Il romanzo inizia con una assenza, quella del padre di Margherita, fuggito da casa senza spiegazioni, prosegue con la decisione che spinge Margherita a cercarlo e a riportarlo in famiglia, ripetendo lo stesso tentativo di Telemaco a ritrovare Ulisse e a farlo ritornare a Itaca. Nel dolore di quella assenza, Omero e il professore di lettere innamorato dei libri, Giulio e la sua cupa tenerezza diventano le occasioni di una timida, ma tenace presa di coscienza.

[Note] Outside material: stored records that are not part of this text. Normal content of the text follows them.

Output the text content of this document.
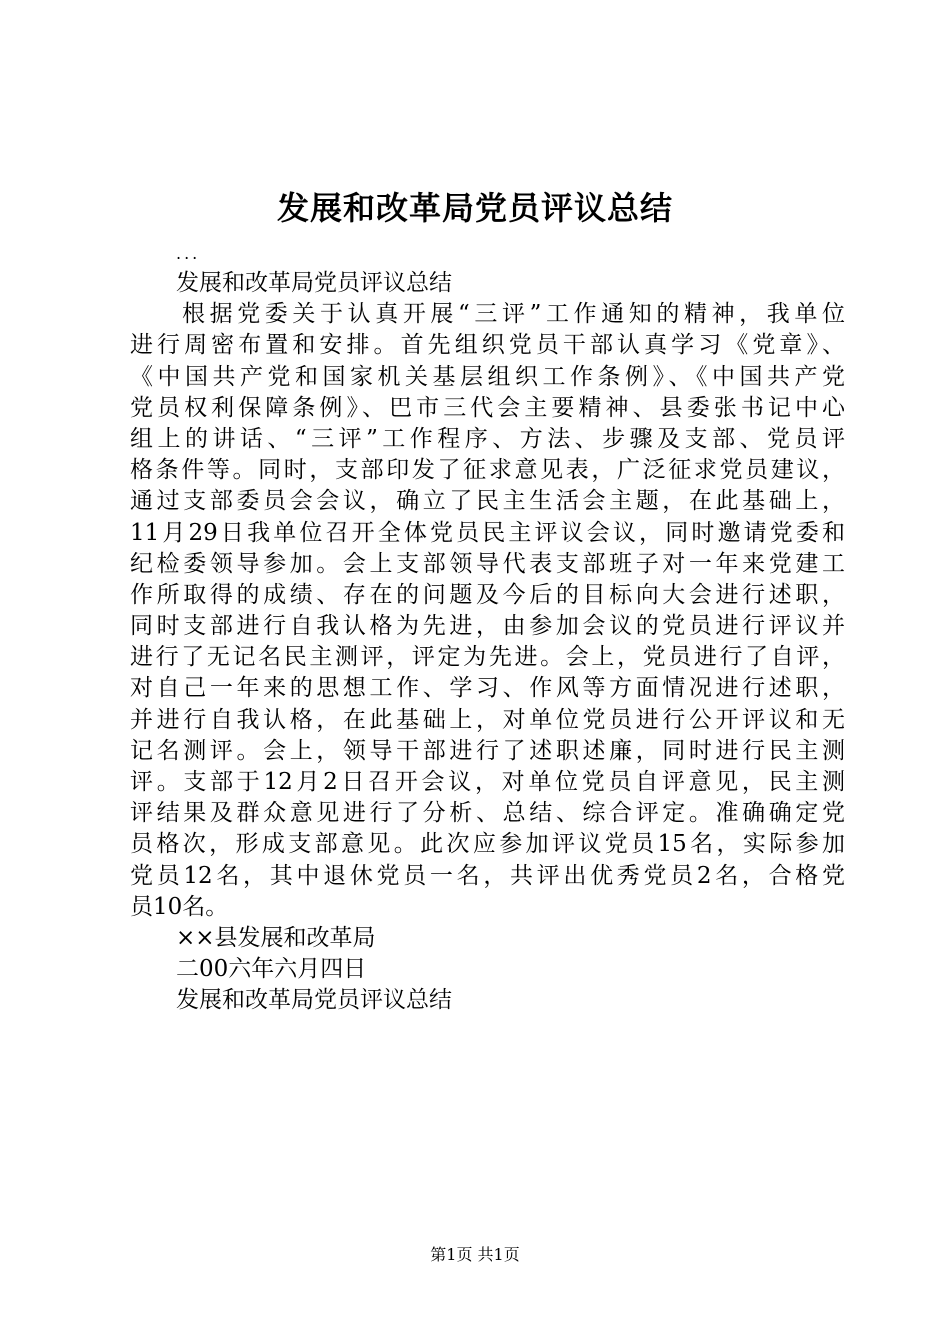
发展和改革局党员评议总结
...
发展和改革局党员评议总结
根据党委关于认真开展“三评”工作通知的精神，我单位
进行周密布置和安排。首先组织党员干部认真学习《党章》、
《中国共产党和国家机关基层组织工作条例》、《中国共产党
党员权利保障条例》、巴市三代会主要精神、县委张书记中心
组上的讲话、“三评”工作程序、方法、步骤及支部、党员评
格条件等。同时，支部印发了征求意见表，广泛征求党员建议，
通过支部委员会会议，确立了民主生活会主题，在此基础上，
11月29日我单位召开全体党员民主评议会议，同时邀请党委和
纪检委领导参加。会上支部领导代表支部班子对一年来党建工
作所取得的成绩、存在的问题及今后的目标向大会进行述职，
同时支部进行自我认格为先进，由参加会议的党员进行评议并
进行了无记名民主测评，评定为先进。会上，党员进行了自评，
对自己一年来的思想工作、学习、作风等方面情况进行述职，
并进行自我认格，在此基础上，对单位党员进行公开评议和无
记名测评。会上，领导干部进行了述职述廉，同时进行民主测
评。支部于12月2日召开会议，对单位党员自评意见，民主测
评结果及群众意见进行了分析、总结、综合评定。准确确定党
员格次，形成支部意见。此次应参加评议党员15名，实际参加
党员12名，其中退休党员一名，共评出优秀党员2名，合格党
员10名。
××县发展和改革局
二00六年六月四日
发展和改革局党员评议总结
第1页 共1页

Se ai mortali fosse possibile scegliere tutto da sé,/ sceglierebbero il dì del ritorno del padre. I versi di Omero chiosano a meraviglia gli avvenimenti della ricerca di Margherita, e non solo; fanno comprendere che la nostalgia dell’origine, l’attesa del compimento, l’amore del padre sono nella struttura della vita umana e nello stesso tempo sono in altre mani che quelle umane, e tuttavia oggetto del desiderio che muove ogni azione.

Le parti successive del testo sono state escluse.